Mike’s past affiliations include being Chair of the Board of Directors of the National AIDS Memorial, the nation’s only federally-designated memorial to HIV/AIDS. 

Mike joined the Board in 2009 (and has served a Governance Chair, Fund Development Chair and . co-chair of World AIDS Day in 2009, 2010 and 2011). He is also an honorary trustee of the American Foundation for AIDS Research (amfAR).   His past Board affiliations include amfAR, the Castro Country Club, HIV Prevention Project (Needle Exchange), the Tenderloin AIDS Resource Center, the Tenderloin AIDS Network, the Castro Country Club (former chair) as well as a Board Member of NorCal CMA and the International Gay and Lesbian Human Rights Commission. He has served as Health Commissioner for the City and County of San Francisco as well as Special Advisor to the Mayor on AIDS/HIV Policy.
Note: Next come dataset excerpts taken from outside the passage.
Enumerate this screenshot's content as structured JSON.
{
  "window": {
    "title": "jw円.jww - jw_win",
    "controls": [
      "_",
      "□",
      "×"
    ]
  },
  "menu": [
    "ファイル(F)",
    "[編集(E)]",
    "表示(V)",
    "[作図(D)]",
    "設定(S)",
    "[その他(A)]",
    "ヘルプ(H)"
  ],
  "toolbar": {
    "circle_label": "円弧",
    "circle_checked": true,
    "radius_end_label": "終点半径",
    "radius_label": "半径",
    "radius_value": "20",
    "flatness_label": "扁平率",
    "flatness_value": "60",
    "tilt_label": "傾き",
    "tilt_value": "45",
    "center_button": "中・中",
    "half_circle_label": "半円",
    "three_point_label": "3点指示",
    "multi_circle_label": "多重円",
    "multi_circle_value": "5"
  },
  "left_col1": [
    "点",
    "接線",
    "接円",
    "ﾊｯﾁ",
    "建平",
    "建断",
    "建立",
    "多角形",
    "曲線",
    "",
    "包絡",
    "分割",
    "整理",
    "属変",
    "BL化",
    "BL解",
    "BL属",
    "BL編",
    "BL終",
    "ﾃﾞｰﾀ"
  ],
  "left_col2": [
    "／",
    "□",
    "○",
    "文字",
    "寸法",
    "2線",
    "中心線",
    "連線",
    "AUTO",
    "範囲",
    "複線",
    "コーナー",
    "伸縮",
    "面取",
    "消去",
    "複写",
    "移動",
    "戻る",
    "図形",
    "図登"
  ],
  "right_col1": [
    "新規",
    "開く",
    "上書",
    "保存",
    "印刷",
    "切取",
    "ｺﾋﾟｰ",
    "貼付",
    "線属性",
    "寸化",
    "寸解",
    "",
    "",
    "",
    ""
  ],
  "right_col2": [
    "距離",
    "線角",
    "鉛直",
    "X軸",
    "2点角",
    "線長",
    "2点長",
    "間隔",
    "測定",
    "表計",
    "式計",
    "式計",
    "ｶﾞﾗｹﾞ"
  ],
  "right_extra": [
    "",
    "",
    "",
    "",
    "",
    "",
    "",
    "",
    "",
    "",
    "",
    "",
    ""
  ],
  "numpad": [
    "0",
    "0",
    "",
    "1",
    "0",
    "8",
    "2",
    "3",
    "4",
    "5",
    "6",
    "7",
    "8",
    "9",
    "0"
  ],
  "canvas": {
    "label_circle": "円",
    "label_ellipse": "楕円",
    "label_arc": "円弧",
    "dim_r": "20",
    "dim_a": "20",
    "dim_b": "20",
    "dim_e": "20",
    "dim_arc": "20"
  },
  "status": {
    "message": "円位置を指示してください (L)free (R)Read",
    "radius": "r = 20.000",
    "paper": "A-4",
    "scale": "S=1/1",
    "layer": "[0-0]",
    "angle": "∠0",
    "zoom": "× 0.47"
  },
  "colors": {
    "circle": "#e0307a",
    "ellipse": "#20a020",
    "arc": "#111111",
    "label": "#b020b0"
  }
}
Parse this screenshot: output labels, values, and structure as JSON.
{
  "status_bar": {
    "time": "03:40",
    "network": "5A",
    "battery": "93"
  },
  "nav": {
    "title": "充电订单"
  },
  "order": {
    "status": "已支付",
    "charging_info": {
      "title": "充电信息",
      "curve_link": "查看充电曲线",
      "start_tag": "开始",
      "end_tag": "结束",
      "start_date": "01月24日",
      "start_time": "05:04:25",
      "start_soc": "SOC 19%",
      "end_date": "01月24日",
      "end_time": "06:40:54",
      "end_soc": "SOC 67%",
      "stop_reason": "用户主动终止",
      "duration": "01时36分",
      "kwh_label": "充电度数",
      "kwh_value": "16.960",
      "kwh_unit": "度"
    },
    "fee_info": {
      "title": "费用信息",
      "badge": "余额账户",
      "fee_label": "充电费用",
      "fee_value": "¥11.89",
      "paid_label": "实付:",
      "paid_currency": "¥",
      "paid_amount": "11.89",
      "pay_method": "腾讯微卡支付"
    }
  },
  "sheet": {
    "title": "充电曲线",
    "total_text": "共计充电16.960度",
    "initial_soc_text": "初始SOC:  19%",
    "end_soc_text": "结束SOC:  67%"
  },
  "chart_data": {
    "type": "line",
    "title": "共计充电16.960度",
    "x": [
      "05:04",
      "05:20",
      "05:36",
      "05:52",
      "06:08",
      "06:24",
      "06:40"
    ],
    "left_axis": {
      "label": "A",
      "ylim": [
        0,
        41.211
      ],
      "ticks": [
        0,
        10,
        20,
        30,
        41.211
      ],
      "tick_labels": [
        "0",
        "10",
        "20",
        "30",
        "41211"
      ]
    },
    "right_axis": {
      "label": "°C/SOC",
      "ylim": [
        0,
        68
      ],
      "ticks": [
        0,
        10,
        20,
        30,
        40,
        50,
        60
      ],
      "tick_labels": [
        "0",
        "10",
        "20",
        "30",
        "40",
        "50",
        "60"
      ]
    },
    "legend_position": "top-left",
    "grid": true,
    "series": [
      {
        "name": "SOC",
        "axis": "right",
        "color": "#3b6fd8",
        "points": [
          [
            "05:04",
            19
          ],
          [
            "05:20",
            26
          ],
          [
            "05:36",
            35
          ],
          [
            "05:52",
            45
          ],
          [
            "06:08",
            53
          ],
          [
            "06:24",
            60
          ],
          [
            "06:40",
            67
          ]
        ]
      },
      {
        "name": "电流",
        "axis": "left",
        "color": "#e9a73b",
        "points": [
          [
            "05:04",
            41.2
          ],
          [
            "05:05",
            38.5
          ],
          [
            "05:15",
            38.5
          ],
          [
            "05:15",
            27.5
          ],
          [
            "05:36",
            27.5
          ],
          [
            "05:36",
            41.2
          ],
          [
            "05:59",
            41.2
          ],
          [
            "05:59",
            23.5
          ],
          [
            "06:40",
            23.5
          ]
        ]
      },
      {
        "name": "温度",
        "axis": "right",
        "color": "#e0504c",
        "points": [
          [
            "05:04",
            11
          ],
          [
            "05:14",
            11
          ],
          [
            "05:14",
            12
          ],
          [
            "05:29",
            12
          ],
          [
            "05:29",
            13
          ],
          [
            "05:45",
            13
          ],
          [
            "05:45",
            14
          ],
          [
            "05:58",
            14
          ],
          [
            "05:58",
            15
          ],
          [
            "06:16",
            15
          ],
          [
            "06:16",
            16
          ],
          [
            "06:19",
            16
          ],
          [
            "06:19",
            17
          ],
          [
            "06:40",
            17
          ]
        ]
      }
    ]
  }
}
Mike is one of the four co-chairs of the San Francisco Community HIV Planning Council, the joint planning body which oversees HIV prevention and care resource allocation for both San Francisco as well as the Title 1 EMA.  He also is a Steering Committee member of the Getting To Zero Consortium of San Francisco.

Mike served on the original San Francisco Ryan White CARE Council from 1991 to 1996 (including being co-chair) and again was a member from 1998 - 1999.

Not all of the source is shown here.